Doping rare earth elements into CaFeAsF induces high-temperature superconductivity, with critical temperatures reaching over 50 K, confirmed by resistivity and magnetization measurements, and associated with electron doping evidenced by Hall effect data.

Contribution

This study demonstrates that rare earth doping into CaFeAsF induces high-T_c superconductivity and provides detailed characterization of the structural and electronic changes involved.

Findings

Superconductivity observed at 57.4 K in Nd-doped samples.

Superconductivity observed at 52.8 K in Pr-doped samples.

Hall effect measurements indicate electron doping from rare earth elements.

Abstract

We have successfully synthesized the fluoride-arsenide compounds Ca$_{1-x}$RE$_x$FeAsF (RE=Nd, Pr; x=0, 0.6). The x-ray powder diffraction confirmed that the main phases of our samples are Ca$_{1-x}$RE$_x$FeAsF with the ZrCuSiAs structure. By measuring resistivity, superconductivity was observed at 57.4 K in Nd-doped and 52.8 K in Pr-doped samples with x=0.6. Bulk superconductivity was also proved by the DC magnetization measurements in both samples.
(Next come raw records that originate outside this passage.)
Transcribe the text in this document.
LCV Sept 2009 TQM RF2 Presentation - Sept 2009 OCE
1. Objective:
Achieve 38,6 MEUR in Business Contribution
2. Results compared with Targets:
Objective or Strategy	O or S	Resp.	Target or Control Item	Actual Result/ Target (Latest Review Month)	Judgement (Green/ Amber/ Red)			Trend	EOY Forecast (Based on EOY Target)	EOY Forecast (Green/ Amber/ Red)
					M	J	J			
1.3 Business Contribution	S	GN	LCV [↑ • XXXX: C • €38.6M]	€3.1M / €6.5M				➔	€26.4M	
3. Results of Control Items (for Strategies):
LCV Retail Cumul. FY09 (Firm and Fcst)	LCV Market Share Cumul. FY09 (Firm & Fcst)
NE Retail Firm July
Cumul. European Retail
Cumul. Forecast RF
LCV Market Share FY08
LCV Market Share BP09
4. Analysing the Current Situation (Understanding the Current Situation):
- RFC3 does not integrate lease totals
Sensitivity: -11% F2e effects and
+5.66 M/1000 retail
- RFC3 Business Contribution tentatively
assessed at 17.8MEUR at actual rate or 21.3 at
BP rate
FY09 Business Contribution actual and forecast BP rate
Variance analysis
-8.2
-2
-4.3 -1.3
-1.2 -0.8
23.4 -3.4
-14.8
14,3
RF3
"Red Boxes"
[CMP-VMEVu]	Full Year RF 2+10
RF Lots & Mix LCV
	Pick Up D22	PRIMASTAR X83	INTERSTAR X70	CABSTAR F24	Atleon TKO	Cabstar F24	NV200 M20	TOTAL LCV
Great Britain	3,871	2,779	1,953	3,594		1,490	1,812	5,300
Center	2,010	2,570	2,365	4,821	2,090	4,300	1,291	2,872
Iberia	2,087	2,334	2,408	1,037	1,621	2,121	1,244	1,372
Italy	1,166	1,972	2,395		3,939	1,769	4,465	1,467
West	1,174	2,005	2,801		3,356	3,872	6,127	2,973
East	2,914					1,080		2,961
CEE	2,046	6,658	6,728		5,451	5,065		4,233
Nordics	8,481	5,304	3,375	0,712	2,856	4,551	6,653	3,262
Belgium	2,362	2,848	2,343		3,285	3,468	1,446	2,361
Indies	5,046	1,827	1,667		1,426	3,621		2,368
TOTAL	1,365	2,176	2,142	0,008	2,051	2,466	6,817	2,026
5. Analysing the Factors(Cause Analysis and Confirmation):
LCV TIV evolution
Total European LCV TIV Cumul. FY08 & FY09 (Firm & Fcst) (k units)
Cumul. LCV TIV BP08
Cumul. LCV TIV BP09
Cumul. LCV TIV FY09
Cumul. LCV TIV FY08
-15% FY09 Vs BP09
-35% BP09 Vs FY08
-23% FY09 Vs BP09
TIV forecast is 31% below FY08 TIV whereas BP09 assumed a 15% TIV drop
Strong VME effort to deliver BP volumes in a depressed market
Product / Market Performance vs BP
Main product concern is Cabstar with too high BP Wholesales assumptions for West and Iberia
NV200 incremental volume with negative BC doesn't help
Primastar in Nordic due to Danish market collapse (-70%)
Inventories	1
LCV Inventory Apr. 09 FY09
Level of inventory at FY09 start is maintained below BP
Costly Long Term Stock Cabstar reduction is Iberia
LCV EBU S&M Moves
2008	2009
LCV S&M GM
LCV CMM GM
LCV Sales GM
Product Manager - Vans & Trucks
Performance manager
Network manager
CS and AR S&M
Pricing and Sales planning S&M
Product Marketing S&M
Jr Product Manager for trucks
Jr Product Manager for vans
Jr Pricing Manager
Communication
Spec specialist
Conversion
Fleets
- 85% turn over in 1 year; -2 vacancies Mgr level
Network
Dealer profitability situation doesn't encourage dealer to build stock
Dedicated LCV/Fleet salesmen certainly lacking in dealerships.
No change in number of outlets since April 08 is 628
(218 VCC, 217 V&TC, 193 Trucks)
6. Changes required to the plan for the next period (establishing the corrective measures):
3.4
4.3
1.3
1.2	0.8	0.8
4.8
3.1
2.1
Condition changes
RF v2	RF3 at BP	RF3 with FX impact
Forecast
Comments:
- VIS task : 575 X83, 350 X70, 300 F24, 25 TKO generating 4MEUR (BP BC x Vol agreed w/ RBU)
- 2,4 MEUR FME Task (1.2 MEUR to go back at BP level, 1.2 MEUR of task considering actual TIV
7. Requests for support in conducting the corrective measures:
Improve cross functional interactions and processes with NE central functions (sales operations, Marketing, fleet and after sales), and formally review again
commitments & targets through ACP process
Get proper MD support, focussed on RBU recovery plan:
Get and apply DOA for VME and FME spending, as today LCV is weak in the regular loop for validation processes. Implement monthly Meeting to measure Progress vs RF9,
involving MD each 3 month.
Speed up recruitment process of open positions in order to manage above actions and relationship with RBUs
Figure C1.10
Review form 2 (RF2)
Hall effect measurements revealed hole-like charge carriers in the parent compound CaFeAsF with a clear resistivity anomaly below 118 K, while the Hall coefficient $R_H$ in the normal state is negative for the superconducting samples Ca$_{0.4}$Nd$_{0.6}$FeAsF and Ca$_{0.4}$Pr$_{0.6}$FeAsF. This indicates that the rare earth element doping introduces electrons into CaFeAsF which induces the high temperature superconductivity.